Si attraversa Ledigos, poi Terradillos de los Templarios e San Nicolàs del Real Camino per poi giungere verso le 12:00 a Sahagùn. Attraversiamo la cittadina osservando i vari monumenti, visitiamo il rifugio del pellegrino.

E' l’ora della pausa pranzo. Comperati panini e frutta, ci sediamo in un bar a Plaza de Santiago e consumiamo tutto con una buona birra da mezzo litro e un caffè finale.
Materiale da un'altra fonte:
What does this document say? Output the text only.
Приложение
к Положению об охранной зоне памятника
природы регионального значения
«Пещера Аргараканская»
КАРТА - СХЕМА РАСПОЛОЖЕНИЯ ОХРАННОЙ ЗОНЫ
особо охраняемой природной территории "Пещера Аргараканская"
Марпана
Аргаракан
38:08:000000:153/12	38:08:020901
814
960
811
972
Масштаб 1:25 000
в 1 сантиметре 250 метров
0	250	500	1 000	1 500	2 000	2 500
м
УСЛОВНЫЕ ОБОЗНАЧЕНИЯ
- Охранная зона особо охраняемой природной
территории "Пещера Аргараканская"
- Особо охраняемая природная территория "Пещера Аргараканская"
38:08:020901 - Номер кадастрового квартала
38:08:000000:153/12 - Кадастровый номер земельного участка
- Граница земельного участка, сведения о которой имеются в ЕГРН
Sostati circa un'ora, riprendiamo il cammino passando davanti alla chiesa romanica di San Tirso, dove solo io mi fermo a visitarla e scattare delle foto; Luciano e la milanese non sono interessati e proseguono il viaggio, io li raggiungerò al rifugio. Visitata la chiesa e la cittadina, riprendo il cammino verso Bercianos.

Il sentiero pedonale è alberato, offre, però, pochissima ombra; sono dieci chilometri sotto il sole. Oggi è la prima vera giornata d'estate, anche se la temperatura non è eccessivamente elevata (siamo a quota 870 m).
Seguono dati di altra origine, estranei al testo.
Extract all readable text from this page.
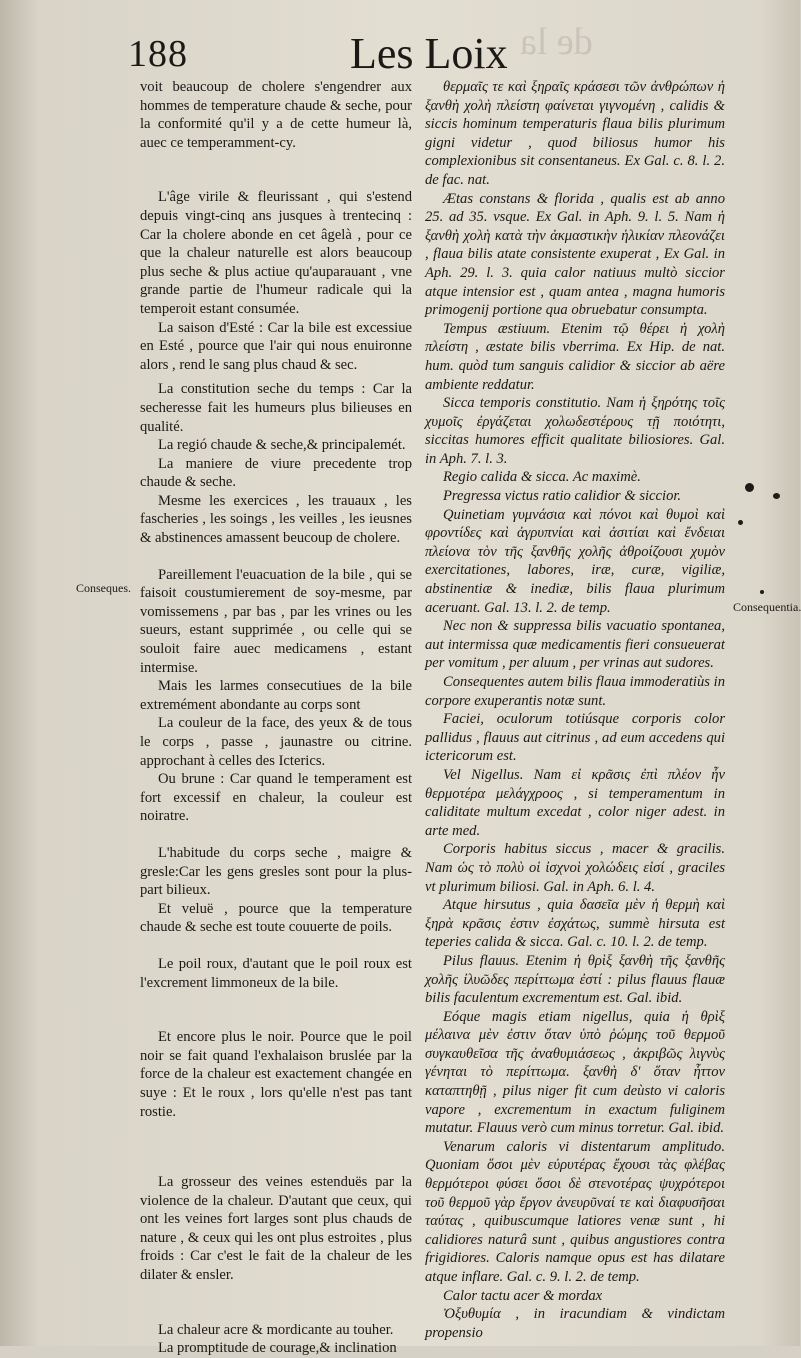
de la
188	Les Loix

voit beaucoup de cholere s'engendrer aux hommes de temperature chaude & seche, pour la conformité qu'il y a de cette humeur là, auec ce temperamment-cy.

L'âge virile & fleurissant , qui s'estend depuis vingt-cinq ans jusques à trentecinq : Car la cholere abonde en cet âgelà , pour ce que la chaleur naturelle est alors beaucoup plus seche & plus actiue qu'auparauant , vne grande partie de l'humeur radicale qui la temperoit estant consumée.

La saison d'Esté : Car la bile est excessiue en Esté , pource que l'air qui nous enuironne alors , rend le sang plus chaud & sec.

La constitution seche du temps : Car la secheresse fait les humeurs plus bilieuses en qualité.

La regió chaude & seche,& principalemét.

La maniere de viure precedente trop chaude & seche.

Mesme les exercices , les trauaux , les fascheries , les soings , les veilles , les ieusnes & abstinences amassent beucoup de cholere.

Pareillement l'euacuation de la bile , qui se faisoit coustumierement de soy-mesme, par vomissemens , par bas , par les vrines ou les sueurs, estant supprimée , ou celle qui se souloit faire auec medicamens , estant intermise.

Mais les larmes consecutiues de la bile extremément abondante au corps sont

La couleur de la face, des yeux & de tous le corps , passe , jaunastre ou citrine. approchant à celles des Icterics.

Ou brune : Car quand le temperament est fort excessif en chaleur, la couleur est noiratre.

L'habitude du corps seche , maigre & gresle:Car les gens gresles sont pour la plus-part bilieux.

Et veluë , pource que la temperature chaude & seche est toute couuerte de poils.

Le poil roux, d'autant que le poil roux est l'excrement limmoneux de la bile.

Et encore plus le noir. Pource que le poil noir se fait quand l'exhalaison bruslée par la force de la chaleur est exactement changée en suye : Et le roux , lors qu'elle n'est pas tant rostie.

La grosseur des veines estenduës par la violence de la chaleur. D'autant que ceux, qui ont les veines fort larges sont plus chauds de nature , & ceux qui les ont plus estroites , plus froids : Car c'est le fait de la chaleur de les dilater & ensler.

La chaleur acre & mordicante au touher.

La promptitude de courage,& inclination

θερμαῖς τε καὶ ξηραῖς κράσεσι τῶν ἀνθρώπων ἡ ξανθὴ χολὴ πλείστη φαίνεται γιγνομένη , calidis & siccis hominum temperaturis flaua bilis plurimum gigni videtur , quod biliosus humor his complexionibus sit consentaneus. Ex Gal. c. 8. l. 2. de fac. nat.

Ætas constans & florida , qualis est ab anno 25. ad 35. vsque. Ex Gal. in Aph. 9. l. 5. Nam ἡ ξανθὴ χολὴ κατὰ τὴν ἀκμαστικὴν ἡλικίαν πλεονάζει , flaua bilis atate consistente exuperat , Ex Gal. in Aph. 29. l. 3. quia calor natiuus multò siccior atque intensior est , quam antea , magna humoris primogenij portione qua obruebatur consumpta.

Tempus æstiuum. Etenim τῷ θέρει ἡ χολὴ πλείστη , æstate bilis vberrima. Ex Hip. de nat. hum. quòd tum sanguis calidior & siccior ab aëre ambiente reddatur.

Sicca temporis constitutio. Nam ἡ ξηρότης τοῖς χυμοῖς ἐργάζεται χολωδεστέρους τῇ ποιότητι, siccitas humores efficit qualitate biliosiores. Gal. in Aph. 7. l. 3.

Regio calida & sicca. Ac maximè.

Pregressa victus ratio calidior & siccior.

Quinetiam γυμνάσια καὶ πόνοι καὶ θυμοὶ καὶ φροντίδες καὶ ἀγρυπνίαι καὶ ἀσιτίαι καὶ ἔνδειαι πλείονα τὸν τῆς ξανθῆς χολῆς ἀθροίζουσι χυμὸν exercitationes, labores, iræ, curæ, vigiliæ, abstinentiæ & inediæ, bilis flaua plurimum aceruant. Gal. 13. l. 2. de temp.

Nec non & suppressa bilis vacuatio spontanea, aut intermissa quæ medicamentis fieri consueuerat per vomitum , per aluum , per vrinas aut sudores.

Consequentes autem bilis flaua immoderatiùs in corpore exuperantis notæ sunt.

Faciei, oculorum totiúsque corporis color pallidus , flauus aut citrinus , ad eum accedens qui ictericorum est.

Vel Nigellus. Nam εἰ κρᾶσις ἐπὶ πλέον ἦν θερμοτέρα μελάγχροος , si temperamentum in caliditate multum excedat , color niger adest. in arte med.

Corporis habitus siccus , macer & gracilis. Nam ὡς τὸ πολὺ οἱ ἰσχνοὶ χολώδεις εἰσί , graciles vt plurimum biliosi. Gal. in Aph. 6. l. 4.

Atque hirsutus , quia δασεῖα μὲν ἡ θερμὴ καὶ ξηρὰ κρᾶσις ἐστιν ἐσχάτως, summè hirsuta est teperies calida & sicca. Gal. c. 10. l. 2. de temp.

Pilus flauus. Etenim ἡ θρὶξ ξανθὴ τῆς ξανθῆς χολῆς ἰλυῶδες περίττωμα ἐστί : pilus flauus flauæ bilis faculentum excrementum est. Gal. ibid.

Eóque magis etiam nigellus, quia ἡ θρὶξ μέλαινα μὲν ἐστιν ὅταν ὑπὸ ῥώμης τοῦ θερμοῦ συγκαυθεῖσα τῆς ἀναθυμιάσεως , ἀκριβῶς λιγνὺς γένηται τὸ περίττωμα. ξανθὴ δ' ὅταν ἧττον καταπτηθῇ , pilus niger fit cum deùsto vi caloris vapore , excrementum in exactum fuliginem mutatur. Flauus verò cum minus torretur. Gal. ibid.

Venarum caloris vi distentarum amplitudo. Quoniam ὅσοι μὲν εὐρυτέρας ἔχουσι τὰς φλέβας θερμότεροι φύσει ὅσοι δὲ στενοτέρας ψυχρότεροι τοῦ θερμοῦ γὰρ ἔργον ἀνευρῦναί τε καὶ διαφυσῆσαι ταύτας , quibuscumque latiores venæ sunt , hi calidiores naturâ sunt , quibus angustiores contra frigidiores. Caloris namque opus est has dilatare atque inflare. Gal. c. 9. l. 2. de temp.

Calor tactu acer & mordax

Ὀξυθυμία , in iracundiam & vindictam propensio

Conseques.
Consequentia.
Alle 16:00 arrivo a Bercianos, semplice paesello rurale, dove c'è il rifugio parrocchiale in un'antica casa. Trovo Luciano e Gabriella che mi stanno ad aspettare per prenotare. L'accoglienza è ottima nel rifugio gestito da due signore tedesche, che ci fanno sentire come a casa, offrendoci succo di frutta e biscotti, spiegandoci, pur nella difficoltà della lingua, le regole del rifugio e proponendoci la cena in comune e la colazione del mattino seguente. Tutto questo con un donativo.

Prendiamo posto nella camerata, facciamo la doccia e il consueto bucato, una visita al piccolo paese, fermandoci in un bar a bere una birra in attesa della cena.

La cena è in compagnia di tutti i pellegrini che alloggiano nel rifugio. Le due signore “dell’ospitalero”, prima di cenare, ci fanno dire, uno a uno, la nazione che rappresentiamo. Ci sono australiani, americani, tedeschi, svizzeri, irlandesi, spagnoli, inglesi, francesi e italiani, in tutto siamo circa trenta, poi una preghiera prima di mangiare.

Dopo cena, per chi vuole, al calar del sole, viene proposto un momento di preghiera in diverse lingue (a cena eravamo tanti, a pregare pochi).

Questo posto è reso speciale dalla calda accoglienza, dai momenti di preghiera e condivisione; mi sento un vero pellegrino. La serata si conclude conversando fuori con gli altri ospiti del rifugio.